Michael Strauß vom Laufer Hermann-Keßler-Stift ist in diesem Punkt schonungslos ehrlich: „Am liebsten würde ich Abholungen verbieten. Aber natürlich darf ich das nicht. Nur ist das Risiko dabei schon grenzwertig hoch.“ Und so bleibt ihm ebenfalls nur ein Appell: „Ein Besuch ist aus Gründen des Infektionsschutzes einer Abholung grundsätzlich vorzuziehen“, empfiehlt der Einrichtungsleiter, „und die Menge an Besuchen darf in der Pandemiephase sicher auch etwas reduziert werden“.
Strauß befürchtet, dass die Infektionszahlen nach dem Fest in die Höhe schnellen: „An Weihnachten läuft alles auf der Gefühlsebene. Wir reden noch nicht einmal über Absicht, aber da gibt es Fahrlässigkeiten, da werden die Abstände schnell nicht eingehalten.“ Um für mehr Sicherheit zu sorgen, bietet das Keßler-Stift deshalb auch Antigentests für Angehörige an, am 21. und am 23. Dezember und jeweils nach Terminvereinbarung. Das reicht für die Feiertage: Die BayIfSMV macht eine Ausnahme und lässt zwischen 25. und 27. Dezember auch drei beziehungsweise vier Tage alte Tests zu, je nach Methode.
Freistaat kündigt Testaktion an
„Keine Bewohnerin und kein Bewohner in den Alten- und Pflegeheimen oder Behinderteneinrichtungen in Bayern muss alleine ohne seine Angehörigen Weihnachten feiern!“, hat das Gesundheitsministerium indes am Donnerstag verkündet und eine kostenlose Weihnachtstestaktion in Aussicht gestellt. Damit soll auch Einrichtungen wie St. Michael in Röthenbach geholfen werden. Ehrenamtliche von BRK und anderen Hilfsorganisationen werden, so das Ministerium, bayernweit die Testkapazitäten aufstocken. Das soll entweder direkt vor Ort in den Heimen oder an zentralen Stellen geschehen.

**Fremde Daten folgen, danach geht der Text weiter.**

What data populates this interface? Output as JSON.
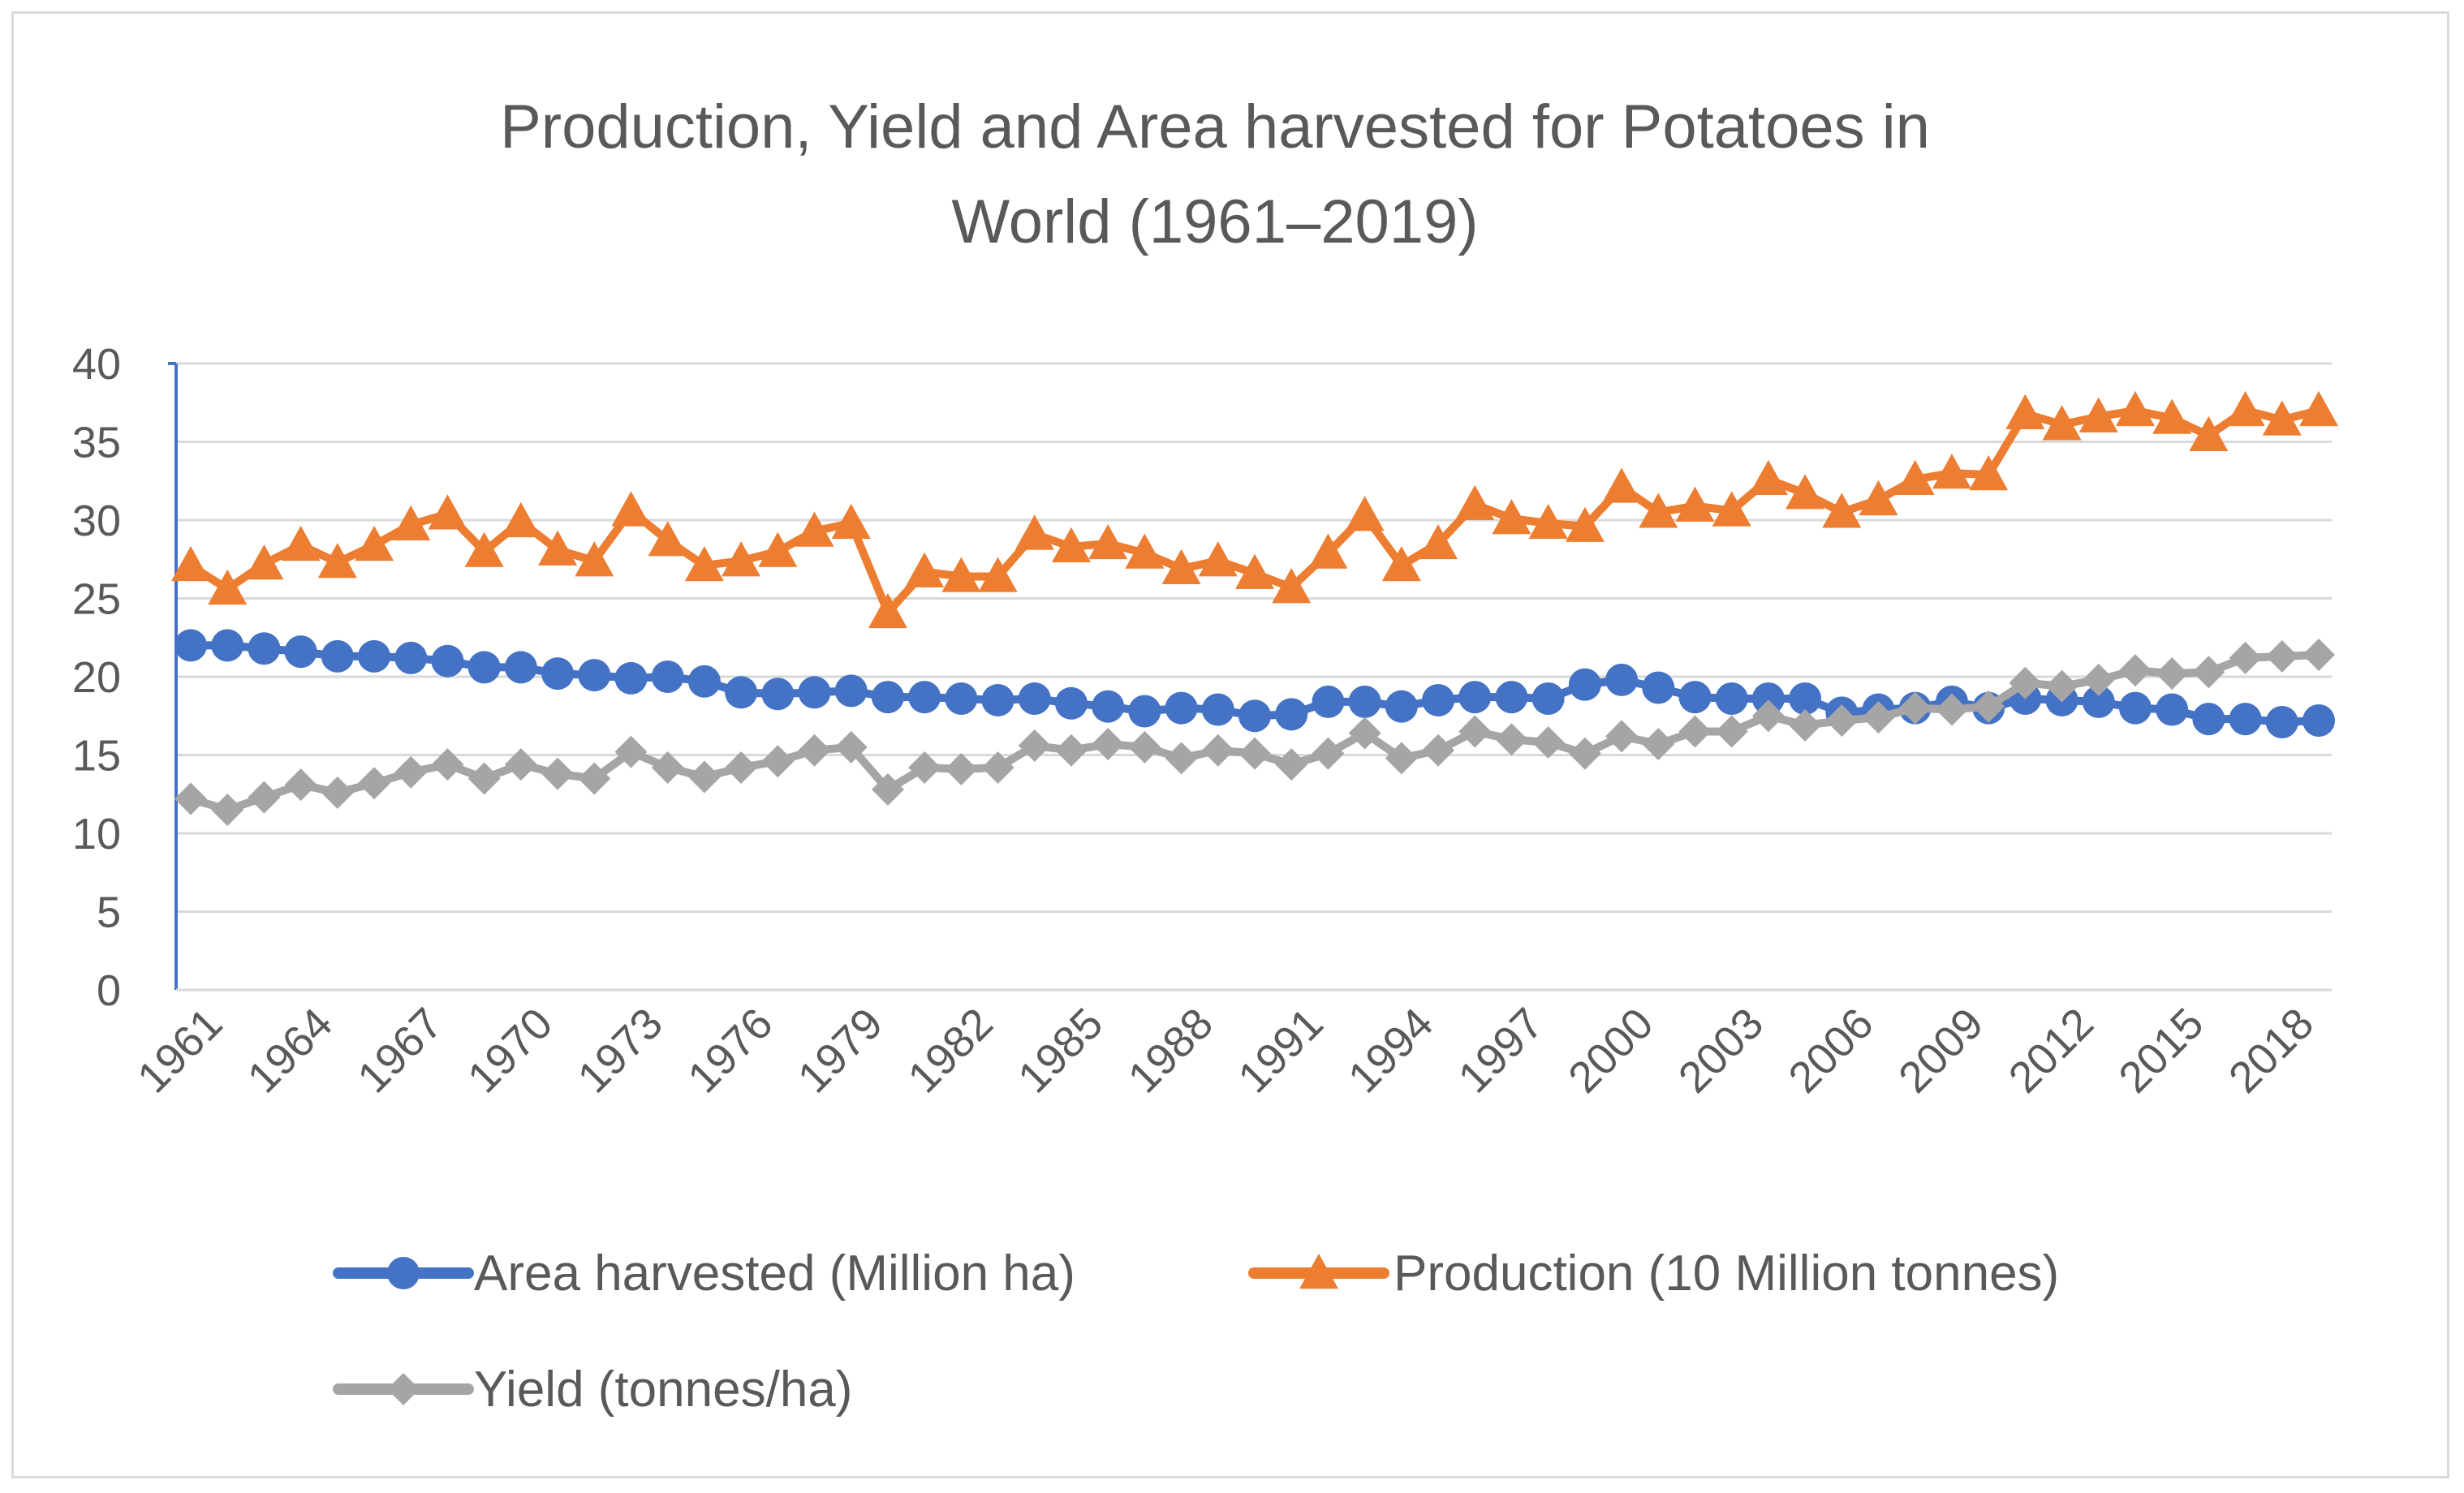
{
  "chart_data": {
    "type": "line",
    "title_line1": "Production, Yield and Area harvested for Potatoes in",
    "title_line2": "World (1961–2019)",
    "xlabel": "",
    "ylabel": "",
    "ylim": [
      0,
      40
    ],
    "yticks": [
      "0",
      "5",
      "10",
      "15",
      "20",
      "25",
      "30",
      "35",
      "40"
    ],
    "x": [
      1961,
      1962,
      1963,
      1964,
      1965,
      1966,
      1967,
      1968,
      1969,
      1970,
      1971,
      1972,
      1973,
      1974,
      1975,
      1976,
      1977,
      1978,
      1979,
      1980,
      1981,
      1982,
      1983,
      1984,
      1985,
      1986,
      1987,
      1988,
      1989,
      1990,
      1991,
      1992,
      1993,
      1994,
      1995,
      1996,
      1997,
      1998,
      1999,
      2000,
      2001,
      2002,
      2003,
      2004,
      2005,
      2006,
      2007,
      2008,
      2009,
      2010,
      2011,
      2012,
      2013,
      2014,
      2015,
      2016,
      2017,
      2018,
      2019
    ],
    "xtick_labels": [
      "1961",
      "1964",
      "1967",
      "1970",
      "1973",
      "1976",
      "1979",
      "1982",
      "1985",
      "1988",
      "1991",
      "1994",
      "1997",
      "2000",
      "2003",
      "2006",
      "2009",
      "2012",
      "2015",
      "2018"
    ],
    "grid": true,
    "legend_position": "bottom",
    "series": [
      {
        "name": "Area harvested (Million ha)",
        "color": "#4472c4",
        "marker": "circle",
        "values": [
          22.0,
          22.0,
          21.8,
          21.6,
          21.3,
          21.3,
          21.2,
          21.0,
          20.6,
          20.6,
          20.2,
          20.1,
          19.9,
          20.0,
          19.7,
          19.0,
          18.9,
          19.0,
          19.1,
          18.7,
          18.7,
          18.6,
          18.5,
          18.6,
          18.3,
          18.1,
          17.8,
          18.0,
          17.9,
          17.5,
          17.6,
          18.4,
          18.4,
          18.1,
          18.5,
          18.7,
          18.7,
          18.6,
          19.5,
          19.8,
          19.3,
          18.7,
          18.6,
          18.6,
          18.6,
          17.7,
          17.9,
          18.0,
          18.4,
          18.0,
          18.6,
          18.5,
          18.4,
          18.0,
          17.9,
          17.3,
          17.3,
          17.1,
          17.2
        ]
      },
      {
        "name": "Production (10 Million tonnes)",
        "color": "#ed7d31",
        "marker": "triangle",
        "values": [
          27.1,
          25.6,
          27.2,
          28.4,
          27.3,
          28.4,
          29.7,
          30.4,
          28.0,
          29.9,
          28.1,
          27.4,
          30.6,
          28.7,
          27.1,
          27.4,
          28.0,
          29.3,
          29.8,
          24.1,
          26.7,
          26.4,
          26.4,
          29.1,
          28.3,
          28.5,
          27.9,
          26.9,
          27.4,
          26.6,
          25.7,
          27.9,
          30.3,
          27.1,
          28.5,
          31.0,
          30.1,
          29.8,
          29.6,
          32.1,
          30.5,
          30.9,
          30.6,
          32.6,
          31.7,
          30.5,
          31.3,
          32.6,
          33.0,
          32.9,
          36.8,
          36.1,
          36.6,
          37.0,
          36.5,
          35.4,
          37.0,
          36.4,
          37.0
        ]
      },
      {
        "name": "Yield (tonnes/ha)",
        "color": "#a5a5a5",
        "marker": "diamond",
        "values": [
          12.2,
          11.5,
          12.3,
          13.1,
          12.6,
          13.2,
          13.9,
          14.4,
          13.5,
          14.4,
          13.8,
          13.5,
          15.2,
          14.2,
          13.6,
          14.2,
          14.6,
          15.3,
          15.5,
          12.8,
          14.2,
          14.1,
          14.2,
          15.6,
          15.3,
          15.7,
          15.5,
          14.8,
          15.3,
          15.1,
          14.4,
          15.1,
          16.4,
          14.8,
          15.3,
          16.5,
          16.0,
          15.8,
          15.1,
          16.2,
          15.7,
          16.5,
          16.5,
          17.5,
          16.9,
          17.2,
          17.4,
          18.0,
          17.9,
          18.1,
          19.6,
          19.4,
          19.8,
          20.4,
          20.2,
          20.3,
          21.2,
          21.3,
          21.4
        ]
      }
    ]
  }
}
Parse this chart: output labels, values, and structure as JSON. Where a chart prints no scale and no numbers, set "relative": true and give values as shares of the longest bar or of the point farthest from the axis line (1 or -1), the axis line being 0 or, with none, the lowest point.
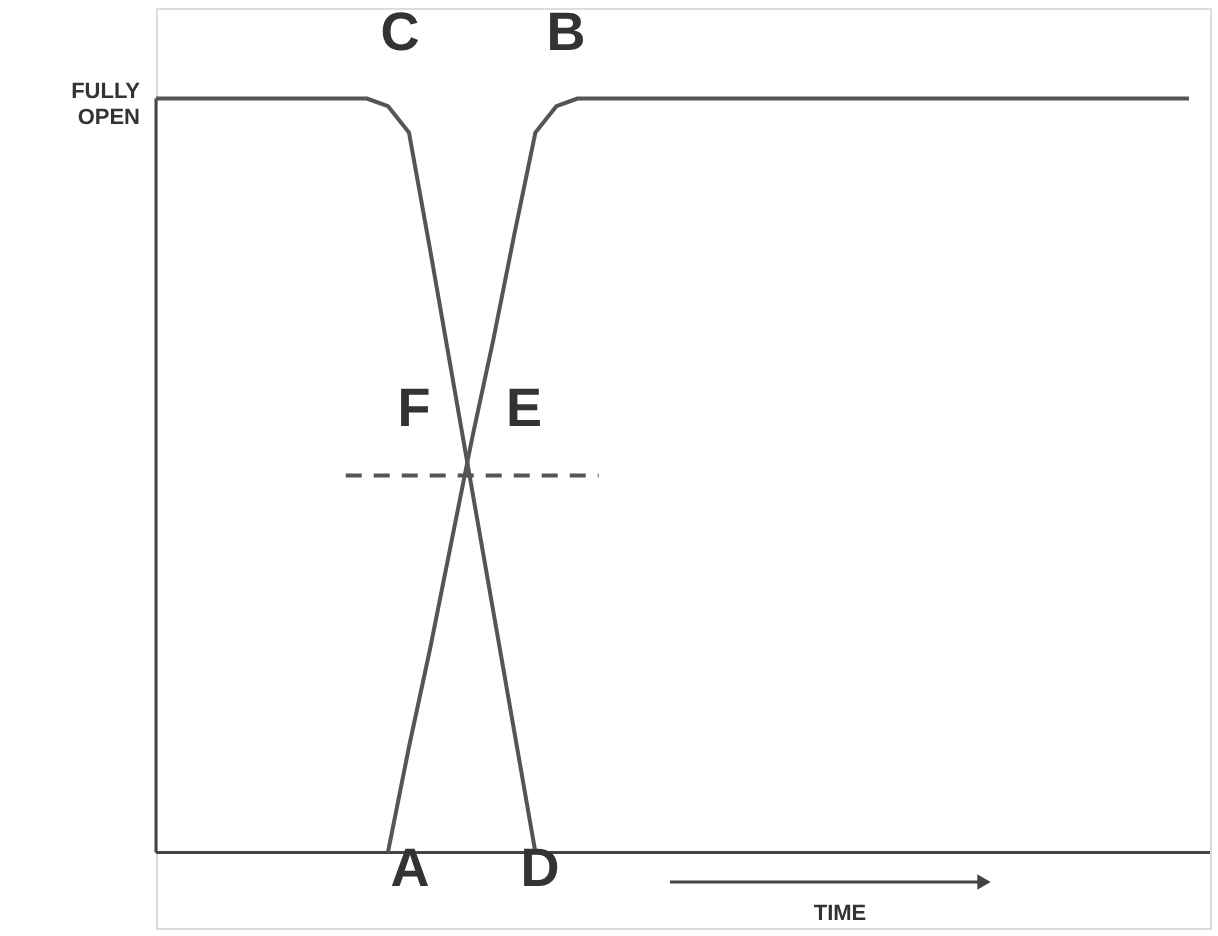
{
  "chart_data": {
    "type": "line",
    "relative": true,
    "tick_labels": false,
    "grid": false,
    "marker": "none",
    "ylabel": "FULLY OPEN",
    "xlabel": "TIME",
    "categories": [
      null,
      null,
      null,
      null,
      null,
      null,
      null,
      null,
      null,
      null,
      null,
      null,
      null,
      null,
      null,
      null,
      null,
      null,
      null,
      null,
      null,
      null,
      null,
      null,
      null,
      null,
      null,
      null,
      null,
      null,
      null,
      null,
      null,
      null,
      null,
      null,
      null,
      null,
      null,
      null,
      null,
      null,
      null,
      null,
      null,
      null,
      null,
      null,
      null,
      null,
      null
    ],
    "series": [
      {
        "color": "#555555",
        "line_style": "solid",
        "values": [
          1,
          1,
          1,
          1,
          1,
          1,
          1,
          1,
          1,
          1,
          1,
          0.99,
          0.955,
          0.8,
          0.64,
          0.48,
          0.32,
          0.16,
          0,
          null,
          null,
          null,
          null,
          null,
          null,
          null,
          null,
          null,
          null,
          null,
          null,
          null,
          null,
          null,
          null,
          null,
          null,
          null,
          null,
          null,
          null,
          null,
          null,
          null,
          null,
          null,
          null,
          null,
          null,
          null,
          null
        ]
      },
      {
        "color": "#555555",
        "line_style": "solid",
        "values": [
          null,
          null,
          null,
          null,
          null,
          null,
          null,
          null,
          null,
          null,
          null,
          0,
          0.14,
          0.27,
          0.41,
          0.55,
          0.68,
          0.82,
          0.955,
          0.99,
          1,
          1,
          1,
          1,
          1,
          1,
          1,
          1,
          1,
          1,
          1,
          1,
          1,
          1,
          1,
          1,
          1,
          1,
          1,
          1,
          1,
          1,
          1,
          1,
          1,
          1,
          1,
          1,
          1,
          1,
          null
        ]
      },
      {
        "color": "#555555",
        "line_style": "dashed",
        "values": [
          null,
          null,
          null,
          null,
          null,
          null,
          null,
          null,
          null,
          0.5,
          0.5,
          0.5,
          0.5,
          0.5,
          0.5,
          0.5,
          0.5,
          0.5,
          0.5,
          0.5,
          0.5,
          0.5,
          null,
          null,
          null,
          null,
          null,
          null,
          null,
          null,
          null,
          null,
          null,
          null,
          null,
          null,
          null,
          null,
          null,
          null,
          null,
          null,
          null,
          null,
          null,
          null,
          null,
          null,
          null,
          null,
          null
        ]
      }
    ],
    "annotations": [
      "C",
      "B",
      "F",
      "E",
      "A",
      "D"
    ]
  }
}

Als die Pegnitz-Zeitung vergangene Woche erstmals über entsprechende Verhandlungen berichtet hat, erfuhren BRK und ASB im Nürnberger Land davon laut eigener Aussage aus den Medien. Inzwischen gibt es zumindest beim BRK nach PZ-Informationen bereits Pläne für den Einsatz von Ehrenamtlichen.
Als einmalige Sache, findet Streng vom Caritas-Altenheim, sei das sicher sinnvoll. „Aber die Ehrenamtlichen können das auf Dauer nicht leisten. Warum stellt man nicht die Bundeswehr vor die Altenheime?“, so die Einrichtungsleiterin.
Zentrale Beschaffung läuft
Das Bayerische Gesundheitsministerium bittet auf Anfrage „um Verständnis, dass wir uns zu konkreten Einzelfällen nicht äußern können“. Die Abrechnung der Tests sei Sache der Kassenärztlichen Bundesvereinigung, zum Verfahren könne deshalb „keine Auskunft erteilt werden“. Der Freistaat habe zentral bislang rund 16 Millionen Antigen-Schnelltests beschafft und verteile diese an die Kreisverwaltungsbehörden, die sie wiederum an die Einrichtungen weitergeben sollen.
Mit zentraler Beschaffung hat Streng bereits Erfahrungen aus dem Frühjahr. 1000 Masken, erinnert sie sich, habe sie benötigt – „es kamen zehn Stück“.